Source: arXiv:2605.18048 · Published 2026-05-18 · By Jingjing Liu, Ziye Huang, Zihao Cheng, Zeming Liu, Jiahong Wu, Yuhang Guo et al.

TL;DR

The paper addresses a critical limitation in current GUI agents: their dependence on static parametric knowledge from pre-training or instruction tuning, which hampers their ability to solve long-tailed, application-specific tasks requiring explicit procedural knowledge. To overcome this, the authors propose the novel paradigm of Proactive Document-Guided Action, where agents autonomously search online documentation in dynamic web environments and use retrieved instructions to guide GUI interactions. They introduce DocOS, a new benchmark suite with 817 high-quality, multi-step desktop tasks across 20 applications that explicitly tests an agent's ability to navigate browsers, find relevant documentation, comprehend instructions, and faithfully ground them into correct GUI actions. Extensive evaluation with state-of-the-art GUI agents reveals two major bottlenecks: difficulty reliably locating relevant information during proactive document search, and poor grounding of retrieved instructions to exact actions. These limitations cause low overall task completion rates despite partial navigation successes. This work systematically exposes the gap between current GUI agents and robust self-evolving agents capable of handling dynamic, long-tailed tasks via document-guided interactions.

Key findings

  • DocOS contains 817 tasks spanning 20 applications, balanced across Easy (265), Medium (298), and Hard (254) difficulty levels (Table 2).
  • Evaluated agents achieve low average Task Completion Rates (TCR), e.g., UI-TARS-1.5-7B obtains 17.31% TCR on Medium tasks, dropping on harder tasks (Table 3).
  • Target URL Inclusion (TUI) scores are higher (e.g., Qwen3-VL-8B with 42.23% avg TUI), showing agents reach relevant documentation domains but fail to identify precise actionable pages.
  • With access to external documents, GUI agents improved task completion by 2.59% to 7.66% relative depending on model (Table 4), confirming documents aid execution.
  • Providing Oracle Documents (perfect instructions) boosts some models’ performance notably (up to +10.78%), suggesting document retrieval accuracy is a major bottleneck (Table 5).
  • Strong models like UI-TARS-1.5-7B and Qwen3-VL-8B exhibit only modest gain from Oracle docs (~4%), indicating difficulty in grounding or filtering long instructions.
  • Success rates drop sharply with increasing task steps; near perfect for single-step tasks with docs but nearly 0% for tasks requiring >4 steps (Fig 3).
  • Common failure modes include imprecise localization within documents, reliance on unofficial or incomplete sources, executing tasks without retrieval, and incorrect action grounding.

Threat model

The adversary is not explicitly modeled in this work, as the paper focuses on agent capability evaluation rather than security adversaries. The implicit assumption is agents operate in an open dynamic web environment with access to official documentation but no malicious interference or adversarial manipulation of documents or interaction environments.

Methodology — deep read

The study defines a two-phase task paradigm for GUI agents in a partially observable Markov decision process (POMDP) framework: (1) Proactive Knowledge Retrieval, in which the agent browses online resources to find relevant official documentation; (2) Document-Grounded Execution, where the agent uses the retrieved document context to complete the original user instruction via precise GUI interactions.
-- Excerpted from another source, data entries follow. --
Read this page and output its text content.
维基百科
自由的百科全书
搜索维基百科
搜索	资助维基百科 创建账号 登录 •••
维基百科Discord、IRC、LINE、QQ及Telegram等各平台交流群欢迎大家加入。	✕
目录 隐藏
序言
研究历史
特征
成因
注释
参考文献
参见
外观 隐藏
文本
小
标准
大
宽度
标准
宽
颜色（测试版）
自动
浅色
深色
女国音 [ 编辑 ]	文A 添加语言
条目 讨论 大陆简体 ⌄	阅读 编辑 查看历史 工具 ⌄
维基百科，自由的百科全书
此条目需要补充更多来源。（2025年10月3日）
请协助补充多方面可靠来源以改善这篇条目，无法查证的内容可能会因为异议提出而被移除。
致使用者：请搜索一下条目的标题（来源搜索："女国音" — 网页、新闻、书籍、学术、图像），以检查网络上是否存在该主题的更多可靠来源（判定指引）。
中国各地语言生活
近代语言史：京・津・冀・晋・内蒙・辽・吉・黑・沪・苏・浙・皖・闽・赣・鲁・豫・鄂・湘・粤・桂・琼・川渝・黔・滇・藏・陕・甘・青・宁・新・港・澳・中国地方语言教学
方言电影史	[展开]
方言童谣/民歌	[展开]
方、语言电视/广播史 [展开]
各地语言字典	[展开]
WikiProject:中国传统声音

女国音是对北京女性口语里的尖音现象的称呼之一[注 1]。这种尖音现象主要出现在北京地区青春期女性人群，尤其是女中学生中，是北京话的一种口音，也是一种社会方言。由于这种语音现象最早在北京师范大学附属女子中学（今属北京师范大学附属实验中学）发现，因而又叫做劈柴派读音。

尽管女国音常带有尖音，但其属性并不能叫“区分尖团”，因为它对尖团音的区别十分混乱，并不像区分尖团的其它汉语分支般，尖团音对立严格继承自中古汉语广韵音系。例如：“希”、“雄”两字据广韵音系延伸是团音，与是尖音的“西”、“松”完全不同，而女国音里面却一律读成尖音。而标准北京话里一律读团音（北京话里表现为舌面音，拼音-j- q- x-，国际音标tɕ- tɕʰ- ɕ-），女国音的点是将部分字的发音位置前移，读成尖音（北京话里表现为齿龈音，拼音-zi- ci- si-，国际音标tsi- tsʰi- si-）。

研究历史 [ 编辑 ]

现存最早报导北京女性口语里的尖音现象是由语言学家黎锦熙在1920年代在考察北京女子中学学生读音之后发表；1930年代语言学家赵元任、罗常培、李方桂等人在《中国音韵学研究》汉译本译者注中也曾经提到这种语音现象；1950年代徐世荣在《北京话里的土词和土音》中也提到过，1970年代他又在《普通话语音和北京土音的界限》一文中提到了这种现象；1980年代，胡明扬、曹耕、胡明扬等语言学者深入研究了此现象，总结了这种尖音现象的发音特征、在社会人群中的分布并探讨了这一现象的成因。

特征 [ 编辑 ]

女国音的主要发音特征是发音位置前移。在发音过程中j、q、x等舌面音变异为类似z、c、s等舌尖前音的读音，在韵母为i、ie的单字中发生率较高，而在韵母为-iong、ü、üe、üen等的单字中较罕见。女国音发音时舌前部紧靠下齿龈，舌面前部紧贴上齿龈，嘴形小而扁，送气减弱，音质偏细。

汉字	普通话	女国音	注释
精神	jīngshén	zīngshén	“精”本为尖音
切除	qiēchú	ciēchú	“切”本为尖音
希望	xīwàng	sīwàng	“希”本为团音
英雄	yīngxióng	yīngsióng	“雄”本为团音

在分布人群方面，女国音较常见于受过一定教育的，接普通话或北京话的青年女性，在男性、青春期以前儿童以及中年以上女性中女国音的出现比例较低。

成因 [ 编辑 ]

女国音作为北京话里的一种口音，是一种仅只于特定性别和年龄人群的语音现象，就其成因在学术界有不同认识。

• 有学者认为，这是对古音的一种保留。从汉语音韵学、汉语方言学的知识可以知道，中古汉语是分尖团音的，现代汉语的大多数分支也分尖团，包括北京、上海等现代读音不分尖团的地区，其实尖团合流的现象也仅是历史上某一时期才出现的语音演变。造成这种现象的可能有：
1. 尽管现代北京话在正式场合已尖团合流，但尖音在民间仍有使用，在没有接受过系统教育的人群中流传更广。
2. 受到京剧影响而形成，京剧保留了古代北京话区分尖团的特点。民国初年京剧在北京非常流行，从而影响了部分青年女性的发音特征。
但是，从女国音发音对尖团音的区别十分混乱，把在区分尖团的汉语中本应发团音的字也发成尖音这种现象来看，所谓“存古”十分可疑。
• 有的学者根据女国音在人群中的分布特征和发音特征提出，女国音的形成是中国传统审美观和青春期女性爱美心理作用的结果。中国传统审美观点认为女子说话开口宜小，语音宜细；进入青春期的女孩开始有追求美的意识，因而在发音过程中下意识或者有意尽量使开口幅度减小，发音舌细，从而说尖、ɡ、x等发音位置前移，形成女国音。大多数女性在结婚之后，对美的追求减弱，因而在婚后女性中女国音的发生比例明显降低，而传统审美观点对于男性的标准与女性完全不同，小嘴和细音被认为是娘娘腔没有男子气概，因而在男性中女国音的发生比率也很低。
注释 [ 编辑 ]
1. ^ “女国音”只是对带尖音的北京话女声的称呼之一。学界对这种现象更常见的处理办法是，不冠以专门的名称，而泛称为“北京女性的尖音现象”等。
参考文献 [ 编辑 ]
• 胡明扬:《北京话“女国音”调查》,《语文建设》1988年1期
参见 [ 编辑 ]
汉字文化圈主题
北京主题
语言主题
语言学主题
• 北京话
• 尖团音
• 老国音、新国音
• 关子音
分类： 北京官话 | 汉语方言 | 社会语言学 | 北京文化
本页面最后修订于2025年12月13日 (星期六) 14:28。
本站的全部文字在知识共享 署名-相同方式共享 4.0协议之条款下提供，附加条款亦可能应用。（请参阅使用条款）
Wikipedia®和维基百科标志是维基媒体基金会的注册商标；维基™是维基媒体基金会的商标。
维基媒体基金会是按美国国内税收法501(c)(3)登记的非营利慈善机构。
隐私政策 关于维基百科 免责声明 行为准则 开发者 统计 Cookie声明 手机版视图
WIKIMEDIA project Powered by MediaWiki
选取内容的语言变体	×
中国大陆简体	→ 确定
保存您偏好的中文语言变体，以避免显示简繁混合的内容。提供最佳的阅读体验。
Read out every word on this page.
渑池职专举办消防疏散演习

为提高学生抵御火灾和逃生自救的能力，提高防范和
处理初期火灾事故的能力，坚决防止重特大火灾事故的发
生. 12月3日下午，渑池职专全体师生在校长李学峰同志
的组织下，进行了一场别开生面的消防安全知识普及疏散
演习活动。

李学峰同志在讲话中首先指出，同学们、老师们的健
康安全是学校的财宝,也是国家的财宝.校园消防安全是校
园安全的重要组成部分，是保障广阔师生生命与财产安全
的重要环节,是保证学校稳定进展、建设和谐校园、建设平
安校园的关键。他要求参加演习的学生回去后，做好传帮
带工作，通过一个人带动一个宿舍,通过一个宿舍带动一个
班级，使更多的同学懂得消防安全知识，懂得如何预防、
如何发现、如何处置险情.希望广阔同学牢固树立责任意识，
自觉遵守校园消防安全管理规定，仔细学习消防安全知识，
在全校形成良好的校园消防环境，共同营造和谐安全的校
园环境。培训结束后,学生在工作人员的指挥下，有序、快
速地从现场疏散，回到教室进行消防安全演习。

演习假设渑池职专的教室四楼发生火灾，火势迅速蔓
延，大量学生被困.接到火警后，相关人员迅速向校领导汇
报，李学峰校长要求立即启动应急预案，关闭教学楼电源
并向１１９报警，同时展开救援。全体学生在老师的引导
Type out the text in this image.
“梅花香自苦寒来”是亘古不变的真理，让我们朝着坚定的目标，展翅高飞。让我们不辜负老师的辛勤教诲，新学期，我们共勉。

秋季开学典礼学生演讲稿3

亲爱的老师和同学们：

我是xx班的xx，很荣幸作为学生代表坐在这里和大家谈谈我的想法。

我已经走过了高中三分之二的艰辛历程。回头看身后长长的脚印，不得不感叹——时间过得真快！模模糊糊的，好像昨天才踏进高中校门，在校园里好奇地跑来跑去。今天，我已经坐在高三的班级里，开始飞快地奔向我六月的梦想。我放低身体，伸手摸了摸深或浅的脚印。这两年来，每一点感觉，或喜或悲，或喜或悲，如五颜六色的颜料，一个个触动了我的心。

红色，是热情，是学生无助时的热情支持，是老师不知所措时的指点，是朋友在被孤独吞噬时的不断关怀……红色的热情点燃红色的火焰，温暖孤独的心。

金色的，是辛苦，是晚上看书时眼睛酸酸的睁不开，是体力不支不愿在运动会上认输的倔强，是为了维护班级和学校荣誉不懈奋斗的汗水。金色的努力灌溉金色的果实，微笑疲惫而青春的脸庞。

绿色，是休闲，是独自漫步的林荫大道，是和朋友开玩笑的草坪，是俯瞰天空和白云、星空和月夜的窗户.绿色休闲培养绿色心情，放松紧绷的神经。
The researchers curate the DocOS benchmark by integrating manual task construction, automated crawling of authoritative documents, and a rigorous three-stage filtering pipeline ensuring semantic consistency, unambiguity, and executability. The final dataset contains 817 high-quality desktop tasks categorized by complexity and spanning 20 real-world applications.

Six recent state-of-the-art GUI agents are tested, including Qwen3-VL-8B and UI-TARS-1.5-7B, using a combination of multi-GPU inference on RTX 4090 hardware. Each task is evaluated over two main metrics: document search performance (Target URL Inclusion, Hierarchical Path Progress) and task execution success (Task Completion Rate). Agents have 15 steps for browsing/document retrieval and 50 steps for task execution.

The evaluation involves comparing agent performance (a) using only internal parametric knowledge, (b) with retrieved documents, and (c) provided with ground-truth oracle documents to isolate bottlenecks. Error analyses on failed cases categorize issues into imprecise document localization, retrieval of unofficial or incomplete sources, premature execution, and failure to accurately ground instructions.

By decomposing Proactive Document-Guided Action into search and execution, the methodology allows fine-grained diagnostic evaluation revealing distinct challenges in autonomous document retrieval versus document-conditioned GUI action grounding. Reproducibility is ensured via public release of datasets and code.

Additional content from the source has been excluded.